Before the Met Gala, the Staff Gala

If the fashion world waits with bated breath for the First Monday in May — the immovable date of the annual Met Gala, the so-called “Oscars of the fashion world” — a little preview arrives the Saturday just before.

That is when Sally Singer, the creative director of Vogue, hosts a party of her own, on the same theme as the Met Gala, for the Vogue staff who will work the event. (Many are pressed into service as, essentially, exquisitely dressed human statuary, lining the entrance hall of the Met.) Before service, then, a staff meal of sorts: dinner, dancing and dressing up, with a few well-placed celebrity friends for spice, the kind who might go to the Met but maintain an aspirational level of cool nonetheless.
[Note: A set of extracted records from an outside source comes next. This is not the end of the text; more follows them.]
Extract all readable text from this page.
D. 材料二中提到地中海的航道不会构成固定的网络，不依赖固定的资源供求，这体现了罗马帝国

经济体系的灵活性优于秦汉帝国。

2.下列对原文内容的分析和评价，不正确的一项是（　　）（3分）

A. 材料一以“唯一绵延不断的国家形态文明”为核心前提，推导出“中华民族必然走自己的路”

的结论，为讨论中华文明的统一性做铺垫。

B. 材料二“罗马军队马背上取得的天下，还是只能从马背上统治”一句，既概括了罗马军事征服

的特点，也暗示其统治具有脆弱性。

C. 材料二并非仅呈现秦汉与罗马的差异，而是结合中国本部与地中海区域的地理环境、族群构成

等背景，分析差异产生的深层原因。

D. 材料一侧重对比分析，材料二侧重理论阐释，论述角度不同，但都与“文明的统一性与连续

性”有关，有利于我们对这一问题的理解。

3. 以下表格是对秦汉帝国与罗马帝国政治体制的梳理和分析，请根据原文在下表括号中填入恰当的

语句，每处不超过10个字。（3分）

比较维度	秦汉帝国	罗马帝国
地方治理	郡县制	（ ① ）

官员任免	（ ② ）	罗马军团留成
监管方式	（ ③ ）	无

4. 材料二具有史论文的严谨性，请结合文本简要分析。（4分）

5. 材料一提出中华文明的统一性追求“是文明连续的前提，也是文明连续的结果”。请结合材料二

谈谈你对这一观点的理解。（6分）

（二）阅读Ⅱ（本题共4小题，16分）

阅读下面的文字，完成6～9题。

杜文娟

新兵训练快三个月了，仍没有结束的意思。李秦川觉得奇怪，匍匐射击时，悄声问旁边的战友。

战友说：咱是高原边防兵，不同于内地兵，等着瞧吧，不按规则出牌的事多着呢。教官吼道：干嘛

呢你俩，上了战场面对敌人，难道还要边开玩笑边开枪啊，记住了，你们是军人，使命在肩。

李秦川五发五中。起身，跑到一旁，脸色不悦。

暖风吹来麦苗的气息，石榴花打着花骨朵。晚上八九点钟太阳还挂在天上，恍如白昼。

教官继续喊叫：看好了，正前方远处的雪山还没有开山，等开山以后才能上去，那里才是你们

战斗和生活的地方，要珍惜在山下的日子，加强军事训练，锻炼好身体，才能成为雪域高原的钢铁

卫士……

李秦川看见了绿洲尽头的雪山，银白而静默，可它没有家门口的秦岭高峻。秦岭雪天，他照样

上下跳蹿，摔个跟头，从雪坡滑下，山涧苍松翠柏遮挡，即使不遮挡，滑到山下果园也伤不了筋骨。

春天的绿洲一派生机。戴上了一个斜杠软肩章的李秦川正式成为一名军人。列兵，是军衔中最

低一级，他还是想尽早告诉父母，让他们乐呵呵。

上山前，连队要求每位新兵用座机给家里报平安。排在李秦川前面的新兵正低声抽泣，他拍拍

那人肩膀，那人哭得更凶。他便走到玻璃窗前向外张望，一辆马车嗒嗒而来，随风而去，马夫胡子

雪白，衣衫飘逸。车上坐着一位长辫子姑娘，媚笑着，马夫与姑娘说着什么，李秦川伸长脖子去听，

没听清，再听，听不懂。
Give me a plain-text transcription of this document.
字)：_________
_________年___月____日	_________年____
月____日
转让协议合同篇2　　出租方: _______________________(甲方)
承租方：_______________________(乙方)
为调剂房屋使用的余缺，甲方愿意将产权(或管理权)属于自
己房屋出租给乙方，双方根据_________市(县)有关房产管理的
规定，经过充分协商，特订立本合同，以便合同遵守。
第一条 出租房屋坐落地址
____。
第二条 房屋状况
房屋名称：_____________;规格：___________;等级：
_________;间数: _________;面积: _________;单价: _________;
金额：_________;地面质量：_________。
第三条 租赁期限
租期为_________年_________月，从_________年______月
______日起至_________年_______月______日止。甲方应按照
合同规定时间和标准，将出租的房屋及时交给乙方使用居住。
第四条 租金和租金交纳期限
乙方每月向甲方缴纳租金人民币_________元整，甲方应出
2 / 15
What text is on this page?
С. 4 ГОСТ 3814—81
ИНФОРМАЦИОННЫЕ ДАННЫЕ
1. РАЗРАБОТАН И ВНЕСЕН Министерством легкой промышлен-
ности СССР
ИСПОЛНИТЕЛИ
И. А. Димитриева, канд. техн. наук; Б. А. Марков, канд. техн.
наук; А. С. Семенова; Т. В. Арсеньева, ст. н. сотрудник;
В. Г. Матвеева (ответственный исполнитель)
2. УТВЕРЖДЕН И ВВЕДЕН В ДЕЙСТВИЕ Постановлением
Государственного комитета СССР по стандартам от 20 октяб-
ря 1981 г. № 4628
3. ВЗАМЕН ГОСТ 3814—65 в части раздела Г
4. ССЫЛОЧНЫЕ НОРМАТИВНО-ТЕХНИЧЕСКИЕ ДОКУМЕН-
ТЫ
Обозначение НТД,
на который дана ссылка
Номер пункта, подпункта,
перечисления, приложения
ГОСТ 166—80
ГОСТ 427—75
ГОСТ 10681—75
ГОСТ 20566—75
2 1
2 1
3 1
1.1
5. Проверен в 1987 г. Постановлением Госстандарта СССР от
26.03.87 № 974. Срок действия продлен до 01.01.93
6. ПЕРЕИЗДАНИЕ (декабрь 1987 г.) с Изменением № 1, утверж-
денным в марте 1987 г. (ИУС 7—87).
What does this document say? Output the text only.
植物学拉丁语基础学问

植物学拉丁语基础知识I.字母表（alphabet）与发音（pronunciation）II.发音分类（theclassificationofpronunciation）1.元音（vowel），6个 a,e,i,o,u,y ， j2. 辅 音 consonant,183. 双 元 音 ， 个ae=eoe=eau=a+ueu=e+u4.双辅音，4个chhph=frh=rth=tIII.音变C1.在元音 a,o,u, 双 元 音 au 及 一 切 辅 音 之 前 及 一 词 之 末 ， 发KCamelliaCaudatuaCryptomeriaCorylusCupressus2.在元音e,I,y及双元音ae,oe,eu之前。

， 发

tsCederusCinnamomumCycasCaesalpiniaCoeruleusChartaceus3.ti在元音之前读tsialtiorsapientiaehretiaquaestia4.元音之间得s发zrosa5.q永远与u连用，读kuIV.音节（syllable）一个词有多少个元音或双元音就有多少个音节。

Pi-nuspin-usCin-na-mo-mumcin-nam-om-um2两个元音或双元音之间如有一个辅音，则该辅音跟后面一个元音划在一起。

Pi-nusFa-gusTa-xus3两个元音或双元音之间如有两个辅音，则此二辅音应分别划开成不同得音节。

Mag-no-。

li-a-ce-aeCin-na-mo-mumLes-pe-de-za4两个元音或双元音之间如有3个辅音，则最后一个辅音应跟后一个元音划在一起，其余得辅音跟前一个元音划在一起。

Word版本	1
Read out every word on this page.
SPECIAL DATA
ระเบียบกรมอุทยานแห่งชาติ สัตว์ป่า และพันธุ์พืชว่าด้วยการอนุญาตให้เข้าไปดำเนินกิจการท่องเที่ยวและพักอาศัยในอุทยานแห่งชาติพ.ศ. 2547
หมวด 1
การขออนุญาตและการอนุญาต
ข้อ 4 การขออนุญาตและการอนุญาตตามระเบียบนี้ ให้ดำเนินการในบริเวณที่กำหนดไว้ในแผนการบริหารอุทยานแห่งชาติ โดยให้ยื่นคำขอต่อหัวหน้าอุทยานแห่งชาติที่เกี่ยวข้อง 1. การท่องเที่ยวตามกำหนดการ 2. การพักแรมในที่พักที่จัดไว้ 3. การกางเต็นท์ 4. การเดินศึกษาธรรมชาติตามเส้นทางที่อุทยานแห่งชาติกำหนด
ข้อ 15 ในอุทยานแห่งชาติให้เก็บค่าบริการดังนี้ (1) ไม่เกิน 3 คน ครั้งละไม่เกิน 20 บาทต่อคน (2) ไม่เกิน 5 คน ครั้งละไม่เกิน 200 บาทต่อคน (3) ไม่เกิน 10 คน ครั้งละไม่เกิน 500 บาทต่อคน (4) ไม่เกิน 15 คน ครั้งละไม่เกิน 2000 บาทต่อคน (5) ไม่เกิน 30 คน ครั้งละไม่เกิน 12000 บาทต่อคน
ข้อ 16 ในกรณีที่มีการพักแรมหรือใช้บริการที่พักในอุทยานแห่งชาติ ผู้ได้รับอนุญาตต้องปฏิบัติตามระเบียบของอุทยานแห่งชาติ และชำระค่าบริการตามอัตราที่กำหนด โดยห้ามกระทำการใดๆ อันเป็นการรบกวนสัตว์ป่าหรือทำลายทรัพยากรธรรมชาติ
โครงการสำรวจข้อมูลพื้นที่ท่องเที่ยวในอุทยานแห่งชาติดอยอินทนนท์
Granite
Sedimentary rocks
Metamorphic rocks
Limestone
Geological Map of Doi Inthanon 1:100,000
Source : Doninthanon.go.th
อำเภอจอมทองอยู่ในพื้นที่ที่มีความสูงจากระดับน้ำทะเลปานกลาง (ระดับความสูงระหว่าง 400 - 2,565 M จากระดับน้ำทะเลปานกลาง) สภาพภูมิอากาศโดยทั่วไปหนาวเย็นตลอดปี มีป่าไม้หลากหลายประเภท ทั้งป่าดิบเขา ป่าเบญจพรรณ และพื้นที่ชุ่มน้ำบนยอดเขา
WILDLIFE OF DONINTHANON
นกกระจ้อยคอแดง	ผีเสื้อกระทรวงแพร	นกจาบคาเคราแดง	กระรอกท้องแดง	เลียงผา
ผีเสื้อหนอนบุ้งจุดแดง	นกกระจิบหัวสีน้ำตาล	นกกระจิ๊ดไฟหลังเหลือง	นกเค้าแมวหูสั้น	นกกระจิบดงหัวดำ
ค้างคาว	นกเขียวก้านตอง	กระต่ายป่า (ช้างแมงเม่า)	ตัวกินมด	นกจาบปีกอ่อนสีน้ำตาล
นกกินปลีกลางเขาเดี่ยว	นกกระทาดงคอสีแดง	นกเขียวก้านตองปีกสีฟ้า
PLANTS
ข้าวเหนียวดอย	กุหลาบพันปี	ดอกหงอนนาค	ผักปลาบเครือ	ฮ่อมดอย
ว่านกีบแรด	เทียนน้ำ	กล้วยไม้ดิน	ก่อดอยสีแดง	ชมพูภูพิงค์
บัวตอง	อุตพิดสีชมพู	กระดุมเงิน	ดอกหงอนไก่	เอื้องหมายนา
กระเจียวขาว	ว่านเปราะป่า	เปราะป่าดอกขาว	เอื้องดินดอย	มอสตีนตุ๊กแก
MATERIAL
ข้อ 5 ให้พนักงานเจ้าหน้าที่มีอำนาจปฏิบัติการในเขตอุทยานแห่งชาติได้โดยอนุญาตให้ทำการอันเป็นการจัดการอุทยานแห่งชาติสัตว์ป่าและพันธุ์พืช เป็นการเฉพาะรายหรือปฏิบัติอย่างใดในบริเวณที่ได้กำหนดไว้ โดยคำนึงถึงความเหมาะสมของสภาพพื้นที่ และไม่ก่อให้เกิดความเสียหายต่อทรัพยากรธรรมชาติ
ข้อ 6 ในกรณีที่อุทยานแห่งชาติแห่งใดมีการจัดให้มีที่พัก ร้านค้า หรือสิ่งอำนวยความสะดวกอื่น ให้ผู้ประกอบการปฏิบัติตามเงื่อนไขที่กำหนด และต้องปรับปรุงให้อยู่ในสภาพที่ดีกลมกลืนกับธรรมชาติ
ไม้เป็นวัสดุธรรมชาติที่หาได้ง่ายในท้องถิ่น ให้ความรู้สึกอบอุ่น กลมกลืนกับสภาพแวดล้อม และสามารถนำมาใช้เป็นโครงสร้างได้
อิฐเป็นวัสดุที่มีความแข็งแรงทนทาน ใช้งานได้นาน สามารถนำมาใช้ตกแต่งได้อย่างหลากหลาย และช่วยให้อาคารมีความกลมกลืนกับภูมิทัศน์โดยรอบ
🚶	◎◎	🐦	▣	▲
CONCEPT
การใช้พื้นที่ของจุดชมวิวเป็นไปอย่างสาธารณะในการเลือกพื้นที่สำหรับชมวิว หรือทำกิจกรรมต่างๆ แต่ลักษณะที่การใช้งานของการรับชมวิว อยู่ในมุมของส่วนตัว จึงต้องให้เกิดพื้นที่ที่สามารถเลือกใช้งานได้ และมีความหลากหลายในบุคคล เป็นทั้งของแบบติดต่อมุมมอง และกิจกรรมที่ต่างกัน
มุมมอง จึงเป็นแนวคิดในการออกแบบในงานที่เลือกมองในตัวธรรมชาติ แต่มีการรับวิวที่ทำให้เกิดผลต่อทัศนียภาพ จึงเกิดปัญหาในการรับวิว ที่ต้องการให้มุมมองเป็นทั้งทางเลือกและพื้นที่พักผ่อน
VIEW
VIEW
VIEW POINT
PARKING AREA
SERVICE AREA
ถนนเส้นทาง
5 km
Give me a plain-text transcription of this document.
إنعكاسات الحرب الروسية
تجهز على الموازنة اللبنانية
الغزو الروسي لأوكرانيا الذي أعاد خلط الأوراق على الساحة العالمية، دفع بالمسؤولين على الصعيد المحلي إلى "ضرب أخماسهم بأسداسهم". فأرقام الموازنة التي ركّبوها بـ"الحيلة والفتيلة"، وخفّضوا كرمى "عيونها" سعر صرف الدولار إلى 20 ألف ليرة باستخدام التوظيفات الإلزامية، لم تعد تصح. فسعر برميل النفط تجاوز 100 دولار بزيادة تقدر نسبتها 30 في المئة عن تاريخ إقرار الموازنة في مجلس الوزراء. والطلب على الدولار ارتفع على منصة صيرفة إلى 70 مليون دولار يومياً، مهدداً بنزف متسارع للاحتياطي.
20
“This is the first year that Chloë Sevigny and Alexa Chung can’t come,” Ms. Singer said. “They’re two of my favorite guests.”

The theme this year being “camp,” the Stonewall Inn was selected as the space, and as the sun began to set on the West Village, Lyft after Lyft (a sponsor) arrived to deposit models and staffers in improbably poufy gowns at its historic door. The 50th anniversary of the Stonewall Riots, generally considered the opening salvo of the L.G.B.T. rights movement, is in June, and just inside the entryway hangs a marker: “This is a Raided Premises. Police Dept.” If this ’wall could talk, camp would surely be in its vocabulary.

As worn by Vogue’s party guests, camp tended to express itself as a willingness to expand to greater circumferences than usual, and the space was soon crowded with radiating layers of tulle.

Not everyone got into the theme — Jack McCollough and Lazaro Hernandez, the designers of Proenza Schouler, did not wear the bunny ears their friend Sara Moonves (of W magazine) had brought for them. Ms. Moonves was lop-eared in a pair of her own — but many did their best interpretations. The designer Batsheva Hay came with a Zabar’s bag; the Paper magazine editor Mickey Boardman in a sequined Celine Dion top from the Caesars Palace gift shop. Dara Allen, a young model recently anointed by Vogue, wore a pixieish pageboy wig, rhinestoned eyebrows and white baby-doll dress by Vera Wang.

“I feel like a baby, an alien and Liza Minnelli,” she said. “It’s Baby ‘Cabaret’ in Space.” She paused, having not quite captured the effect, then added, “On Ice. And the hat is fashionably late.”

Once Marc Jacobs, the designer, and Kacey Musgraves, the singer-songwriter, had arrived, the crowd whooshed upstairs, for a dinner of mini-burgers and pigs in blankets catered by the Four Seasons and a performance by Aquaria, a winner of “RuPaul’s Drag Race.”

“Drag queens at the Met? Very cool,” she announced from the stage. “Drag queens at Stonewall before the Met? A little predictable, but still cool.” Then she lip-synced to Eartha Kitt and a standup bit by Bette Midler.

Then it was back downstairs to dance until (and after) Stonewall opened its doors to the public at 11 p.m. Sometime around then, a weathered West Villager in glitter lipstick stopped to surveil the scene.

“What’s going on?” she asked, casting a wary eye at Aweng Chuol. The model was leaning against the Stonewall window in a printed gown by Richard Quinn and a wig of Marilyn Monroe peroxide curls. “It looks like she should be at fashion week at Lincoln Center.”